Ernie LaMere, the San Fernando Valley octogenarian who transformed a weed-choked trail alongside the Los Angeles River into a lush public promenade known as "Ernie's Walk," has died at a Sherman Oaks hospital. He was 84.

LaMere succumbed Saturday) after slipping into a coma June 18, said his granddaughter, Linette Oswald.

It was in 1988 that Ernie's Walk began along a service road strewn with garbage down the street from his Sherman Oaks home. After convincing the city and county to clean up the trash, LaMere began planting leftover geraniums and marigolds from his back yard garden.

Using donations of flowers from his neighbors, the impromptu garden soon expanded to fill the nearly quarter-mile span between Kester and Cedros avenues, but it was only the beginning.

Driven by an insatiable urge to tinker, LaMere placed benches and numerous whimsical objects along the walk to entertain passersby over the years, including a phony cemetery and "Godzilla's lair"--complete with an inflatable monster and the plaster bones of its "victims."

"It's become almost an obsession for me," he told The Times in 1993. "I wanted to prove to the world that one man could make a difference to the environment."

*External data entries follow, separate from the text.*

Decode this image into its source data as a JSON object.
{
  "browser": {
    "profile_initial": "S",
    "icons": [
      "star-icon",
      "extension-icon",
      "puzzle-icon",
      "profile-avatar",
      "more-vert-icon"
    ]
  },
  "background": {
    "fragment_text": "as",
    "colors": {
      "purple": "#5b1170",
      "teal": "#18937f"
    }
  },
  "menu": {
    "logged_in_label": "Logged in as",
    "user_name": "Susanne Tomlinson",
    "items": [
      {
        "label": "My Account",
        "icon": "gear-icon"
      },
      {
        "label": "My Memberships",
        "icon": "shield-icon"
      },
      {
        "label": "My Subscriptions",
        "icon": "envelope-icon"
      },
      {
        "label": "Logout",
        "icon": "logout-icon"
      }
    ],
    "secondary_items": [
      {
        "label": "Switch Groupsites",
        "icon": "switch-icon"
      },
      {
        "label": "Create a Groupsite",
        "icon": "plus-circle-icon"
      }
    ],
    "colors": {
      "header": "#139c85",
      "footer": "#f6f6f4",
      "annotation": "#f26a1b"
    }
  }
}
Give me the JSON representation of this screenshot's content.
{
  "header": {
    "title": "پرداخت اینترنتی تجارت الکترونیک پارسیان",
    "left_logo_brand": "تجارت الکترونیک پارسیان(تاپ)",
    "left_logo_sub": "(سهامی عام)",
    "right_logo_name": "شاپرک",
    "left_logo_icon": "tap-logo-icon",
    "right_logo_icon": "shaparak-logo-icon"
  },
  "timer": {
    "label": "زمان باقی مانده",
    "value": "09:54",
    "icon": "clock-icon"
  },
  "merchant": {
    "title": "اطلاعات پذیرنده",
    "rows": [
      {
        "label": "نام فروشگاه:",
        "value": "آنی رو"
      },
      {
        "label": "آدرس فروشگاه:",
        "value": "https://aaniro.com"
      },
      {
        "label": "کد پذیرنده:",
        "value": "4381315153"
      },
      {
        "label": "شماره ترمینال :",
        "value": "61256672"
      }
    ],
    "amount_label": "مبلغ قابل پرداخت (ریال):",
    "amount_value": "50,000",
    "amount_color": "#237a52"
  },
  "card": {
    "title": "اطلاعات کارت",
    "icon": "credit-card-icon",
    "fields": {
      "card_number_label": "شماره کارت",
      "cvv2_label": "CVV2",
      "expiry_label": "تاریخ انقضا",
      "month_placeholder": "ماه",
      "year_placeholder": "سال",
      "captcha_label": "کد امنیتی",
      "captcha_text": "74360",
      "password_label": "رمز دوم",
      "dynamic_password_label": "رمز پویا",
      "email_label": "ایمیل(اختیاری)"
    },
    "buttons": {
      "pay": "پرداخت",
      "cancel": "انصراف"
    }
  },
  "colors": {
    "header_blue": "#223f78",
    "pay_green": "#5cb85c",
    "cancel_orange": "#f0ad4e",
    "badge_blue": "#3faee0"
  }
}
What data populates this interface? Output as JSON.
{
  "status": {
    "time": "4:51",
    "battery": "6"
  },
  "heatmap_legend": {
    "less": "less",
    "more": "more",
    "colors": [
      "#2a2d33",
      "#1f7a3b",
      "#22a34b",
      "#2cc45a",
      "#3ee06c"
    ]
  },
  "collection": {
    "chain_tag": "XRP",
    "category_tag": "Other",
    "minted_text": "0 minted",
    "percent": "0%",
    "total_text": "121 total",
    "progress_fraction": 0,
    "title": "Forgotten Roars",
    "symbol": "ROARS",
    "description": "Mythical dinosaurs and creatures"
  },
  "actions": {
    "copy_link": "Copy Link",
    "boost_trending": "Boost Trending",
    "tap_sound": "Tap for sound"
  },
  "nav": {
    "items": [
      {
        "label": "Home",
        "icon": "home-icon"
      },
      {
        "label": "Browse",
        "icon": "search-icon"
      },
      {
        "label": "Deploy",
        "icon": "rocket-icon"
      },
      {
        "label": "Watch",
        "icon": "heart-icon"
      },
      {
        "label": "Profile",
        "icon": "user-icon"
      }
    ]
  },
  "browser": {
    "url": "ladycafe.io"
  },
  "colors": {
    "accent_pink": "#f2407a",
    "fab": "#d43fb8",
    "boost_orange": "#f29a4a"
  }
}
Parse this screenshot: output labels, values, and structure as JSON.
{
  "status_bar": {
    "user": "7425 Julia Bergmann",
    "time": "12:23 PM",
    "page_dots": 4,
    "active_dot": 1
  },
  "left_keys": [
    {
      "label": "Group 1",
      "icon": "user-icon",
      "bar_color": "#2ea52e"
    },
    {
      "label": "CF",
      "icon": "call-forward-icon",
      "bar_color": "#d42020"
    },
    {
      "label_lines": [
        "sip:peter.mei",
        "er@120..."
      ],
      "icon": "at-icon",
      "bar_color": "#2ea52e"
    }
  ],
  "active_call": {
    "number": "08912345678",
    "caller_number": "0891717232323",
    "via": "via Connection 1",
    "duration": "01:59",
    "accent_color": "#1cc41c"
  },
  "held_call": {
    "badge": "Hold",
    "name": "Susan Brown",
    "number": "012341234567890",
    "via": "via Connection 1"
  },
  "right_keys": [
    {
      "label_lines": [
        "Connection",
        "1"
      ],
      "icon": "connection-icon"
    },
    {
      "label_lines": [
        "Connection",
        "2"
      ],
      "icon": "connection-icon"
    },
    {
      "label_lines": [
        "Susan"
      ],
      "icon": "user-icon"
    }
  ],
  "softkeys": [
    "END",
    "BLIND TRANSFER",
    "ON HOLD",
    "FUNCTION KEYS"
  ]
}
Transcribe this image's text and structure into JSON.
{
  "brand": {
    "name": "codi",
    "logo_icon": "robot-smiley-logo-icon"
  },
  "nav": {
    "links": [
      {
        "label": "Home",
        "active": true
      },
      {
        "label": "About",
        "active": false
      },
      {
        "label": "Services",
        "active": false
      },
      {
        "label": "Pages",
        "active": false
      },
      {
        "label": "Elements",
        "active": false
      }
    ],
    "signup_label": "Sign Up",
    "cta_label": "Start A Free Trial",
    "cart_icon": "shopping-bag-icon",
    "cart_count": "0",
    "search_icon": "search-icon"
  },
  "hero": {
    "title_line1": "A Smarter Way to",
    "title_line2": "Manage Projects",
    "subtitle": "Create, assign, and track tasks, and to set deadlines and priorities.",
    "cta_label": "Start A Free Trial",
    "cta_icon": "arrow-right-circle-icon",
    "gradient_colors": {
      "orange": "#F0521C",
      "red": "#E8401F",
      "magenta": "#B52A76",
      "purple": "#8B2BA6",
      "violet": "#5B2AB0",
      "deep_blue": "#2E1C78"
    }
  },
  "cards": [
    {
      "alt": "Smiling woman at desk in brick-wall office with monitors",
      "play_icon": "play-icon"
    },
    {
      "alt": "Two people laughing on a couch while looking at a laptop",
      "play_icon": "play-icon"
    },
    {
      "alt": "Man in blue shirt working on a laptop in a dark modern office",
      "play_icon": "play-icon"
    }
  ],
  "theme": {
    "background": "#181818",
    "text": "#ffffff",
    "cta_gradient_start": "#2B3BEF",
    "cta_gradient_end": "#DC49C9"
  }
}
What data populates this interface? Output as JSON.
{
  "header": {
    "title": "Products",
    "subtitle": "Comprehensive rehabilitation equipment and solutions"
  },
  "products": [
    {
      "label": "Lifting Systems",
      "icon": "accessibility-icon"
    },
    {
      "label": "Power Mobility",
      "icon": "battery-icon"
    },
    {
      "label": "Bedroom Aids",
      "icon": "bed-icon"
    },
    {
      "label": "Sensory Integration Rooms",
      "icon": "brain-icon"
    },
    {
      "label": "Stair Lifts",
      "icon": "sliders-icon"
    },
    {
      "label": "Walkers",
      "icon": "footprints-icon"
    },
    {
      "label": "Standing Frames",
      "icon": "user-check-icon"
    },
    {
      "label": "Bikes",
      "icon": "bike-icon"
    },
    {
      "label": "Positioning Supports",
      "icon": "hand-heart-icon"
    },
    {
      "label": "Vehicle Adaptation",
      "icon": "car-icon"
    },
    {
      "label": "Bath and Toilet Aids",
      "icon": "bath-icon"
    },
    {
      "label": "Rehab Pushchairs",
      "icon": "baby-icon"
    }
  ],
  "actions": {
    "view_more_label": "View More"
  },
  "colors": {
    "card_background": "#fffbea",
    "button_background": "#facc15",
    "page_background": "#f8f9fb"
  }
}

A native of Washington state, LaMere's dreams of becoming a contractor or engineer were interrupted by the Depression, which steered him into a job as a restaurant busboy. He eventually became maitre d' for several resorts across the country and retired about 20 years ago, his granddaughter said.

But it was Ernie's Walk that became his monument and, his family hopes, his final resting place. According to Oswald, they are trying to honor LaMere's wish to have his cremated ashes scattered into the river beside the walk that bears his name.

"That way I'll always be with the walk and no one will ever be alone," he said in 1993.

LaMere is survived by his wife of 60 years, Fern; a son, Dennis LaMere of Van Nuys; a daughter, Joy Harris of Northridge; a sister, Dorothy Bates of Puyallup, Wash.; two grandchildren and two great-grandchildren.

A tree will be planted in LaMere's honor during a memorial service at 4 p.m. Sunday along Ernie's Walk. No other services are planned.